Stephen Weeg, interim insurance exchange board chairman told IdahoReporter.com that Amy Dowd, currently a consultant with Ernst and Young in Portland, Ore., has been hired for the position.
At Monday’s inaugural board meeting, Weeg told fellow board members that they would need to move quickly to find an executive director, noting that the board would be reviewing a candidate being recommended by Otter during their closed-door, executive session meeting the next day.
Weeg also noted at that time that “anything we decide here is going to have to be funded with fees charged to the people of Idaho.
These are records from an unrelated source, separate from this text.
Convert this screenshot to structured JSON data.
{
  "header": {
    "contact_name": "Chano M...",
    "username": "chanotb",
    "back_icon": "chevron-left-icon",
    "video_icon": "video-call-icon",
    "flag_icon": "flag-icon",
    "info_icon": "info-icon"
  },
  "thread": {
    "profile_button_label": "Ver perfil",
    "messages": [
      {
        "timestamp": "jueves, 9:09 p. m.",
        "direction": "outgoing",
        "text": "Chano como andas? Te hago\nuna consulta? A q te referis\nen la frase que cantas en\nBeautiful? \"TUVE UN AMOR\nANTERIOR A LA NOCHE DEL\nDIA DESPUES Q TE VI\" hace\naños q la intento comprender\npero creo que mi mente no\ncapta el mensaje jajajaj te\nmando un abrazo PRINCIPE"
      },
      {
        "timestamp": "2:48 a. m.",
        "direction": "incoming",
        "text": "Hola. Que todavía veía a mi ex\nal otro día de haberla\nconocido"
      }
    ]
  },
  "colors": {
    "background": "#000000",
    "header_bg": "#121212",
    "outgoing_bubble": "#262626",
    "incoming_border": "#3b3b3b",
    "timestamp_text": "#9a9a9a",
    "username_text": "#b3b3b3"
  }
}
So I think we need to run as lean as possible.”
After Tuesday’s closed-door board meeting, Weeg announced that Dowd had been hired for an annual salary of $175,000, and would begin the position “in about two weeks.”
“We’re about a week-and-a-half old, and this insurance exchange is just beginning,” Weeg told IdahoReporter.com when asked about the application and search process to fill the exchange’s executive director position. “We had a process that we worked on, I reviewed some resumes. I believe the governor’s office, the Department of Health and Welfare and the Department of Insurance reviewed some resumes as well.”
Weeg said he was asked about his interest in the position, but responded that he was not. “That’s when I agreed to serve as interim chairman. But none of us had the sense that this had to be run through a state human resources board. There was no indication that there had to be a public vetting process.”
Weeg told IdahoReporter.com that “the insurance exchange is a quasi-governmental entity, and we just have a lot to do in a very short period of time.” Noting that the technical, legal definition of the type of entity is “corporate body politic,” Weeg added that “I think we’re all just figuring out what exactly this means.”
Sen. Jim Rice, R-Caldwell, also a member of the insurance exchange board, concurred with Weeg. “The insurance exchange is not a government agency,” he told IdahoReporter.com, “so it does not have to follow the same hiring and screening procedures that government agencies do.”
Noting that Dowd had worked on Otter’s insurance exchange “blueprint” plan last year, Rice said that “there were a number of resumes that were taken, but pretty much all of the applicants did not possess the qualifications that Dowd possesses. We have some really tight deadlines for developing the exchange, and when you've got somebody like Dowd that has the qualifications and fits the bill and is appropriate with what’s going on nationwide and that can hit the ground running, you have to get that person when you can.”
Rice added that to have executed a more thorough and public application process could have had been significantly troublesome for the development of the insurance exchange itself.
“If we were to have posted the job opening for two months, let’s say, and then do interviews for two weeks, then we would have lost considerable time,” he explained. “Frankly, we would run the risk of defaulting to a federal insurance exchange, because we would have been held back from meeting our deadlines.”
Earlier this year when legislation to authorize the creation of an insurance exchange was being debated by the Idaho Senate and the House of Representatives, a bipartisan group of legislators raised concerns about the lack of oversight and transparency of an insurance exchange.
Sen. Branden Durst, D-Boise, noted before the Senate Commerce Committee that “legislators need to think very carefully whether or not we want to abdicate our authority to a governing board” and “why is it that the governor, the executive branch, seems to have final authority over this?”
After that committee hearing, Durst told IdahoReporter.com that “we (members of the Legislature) have a responsibility to our constituents to be the gatekeepers of health care policy and we’re letting that go.”
House Majority Leader Mike Moyle, R-Star, debated before the House in opposition to the exchange bill. “This is not a state exchange,” he told his fellow House members. “If it were, we’d have state workers running it. It is a corporate body politic, consisting of unelected folks who will tax us and make our decisions. Have you really read this bill? If you want a state exchange, then have the state involved in running it for cryin’ out loud. If we wait a year, maybe we’ll know more about what the rules from Washington will be, maybe the Kool-Aid will be better then. This bill will create a ‘God Squad’ of people who can tax us, and control our health care and they will be unelected and unaccountable.”
Both Durst and Moyle voted “no” on the legislation that authorized the creation of the insurance exchange.